© Josephine Gustavsen
Ms. Gustavsen, tell us about your background: Where, when, and why did you learn German?
I started learning German in middle school when my school offered an exploratory program. I quickly fell in love with German and continued to study it through high school and college.
Where, when, and why did you decide to become a German teacher?
I decided to become a German teacher during high school, when I had a wonderful teacher who really introduced how language could be both fun and beneficial. It made me want to show that to other future students.
What is the most challenging part in teaching German? What is the most rewarding?
I find idioms to be the most challenging part in teaching German, but it is fun when students really think about what things mean, and they realize that literal translations do not work in German and vise versa. The tricky part is that there are so many idioms and expressions that you don’t know are different until someone tells you or until you have a chance to look it up.
The most rewarding is when students approach me and tell me about how they used the language outside of class. This can include them teaching their friends or family something, or when they tell me that they heard someone in town or at an event speaking German and that they approached that person and tried to carry on a conversation with them. I love seeing how proud they feel about those accomplishments.
Is there anything like a “special profile” for students who learn German?
It really varies. I have students who are satisfying college language requirements, who have German heritage, who have heard some German music, who want to work in fields where the German language will be beneficial, and students who have gotten the opportunity to travel abroad and fell in love with the culture. It’s wonderful to have such a variety, and it’s great when students mention in class that they now want to keep studying the language for new reasons on top of why they were already studying it.
Where did/do you get support, guidance as a yet relatively inexperienced German teacher?
As a newer teacher I get support from language department colleagues, mentors from internships, former professors and teachers, and a lot of online resources. It’s important to get resources from all available avenues, and to realize that it is not a sign of any kind of lack of abilities as a teacher to seek resources and guidance. As educators we will continually build on our arsenal of strategies and to further our own educations.
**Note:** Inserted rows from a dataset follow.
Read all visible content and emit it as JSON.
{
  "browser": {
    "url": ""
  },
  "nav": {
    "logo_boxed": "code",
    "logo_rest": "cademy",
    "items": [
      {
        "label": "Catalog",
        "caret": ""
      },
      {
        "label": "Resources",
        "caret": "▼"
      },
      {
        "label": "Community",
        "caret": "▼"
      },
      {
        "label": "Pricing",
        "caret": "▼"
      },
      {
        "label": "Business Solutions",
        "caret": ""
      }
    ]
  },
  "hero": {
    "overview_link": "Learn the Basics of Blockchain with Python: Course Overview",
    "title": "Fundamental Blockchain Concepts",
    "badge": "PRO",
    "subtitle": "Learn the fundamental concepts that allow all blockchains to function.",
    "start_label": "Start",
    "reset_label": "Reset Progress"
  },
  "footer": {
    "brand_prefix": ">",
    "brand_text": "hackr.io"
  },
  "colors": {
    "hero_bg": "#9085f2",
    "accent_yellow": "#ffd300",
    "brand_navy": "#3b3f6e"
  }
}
In your opinion: What are the prospects for German as a foreign language in the US?
German as a foreign language in the US has become more prevalent. Personally, I am lucky to teach German in a city where there are a lot of German companies, universities that offer German as a foreign language, and that has partner universities and high schools in Germany. With the local options for continued use of the language, and the importance of Germany in business and politics on the world stage, I have positive feelings for the development of German as a foreign language being taught in the United States.
The interview was conducted by Christoph Veldhues and Olga Liamkina.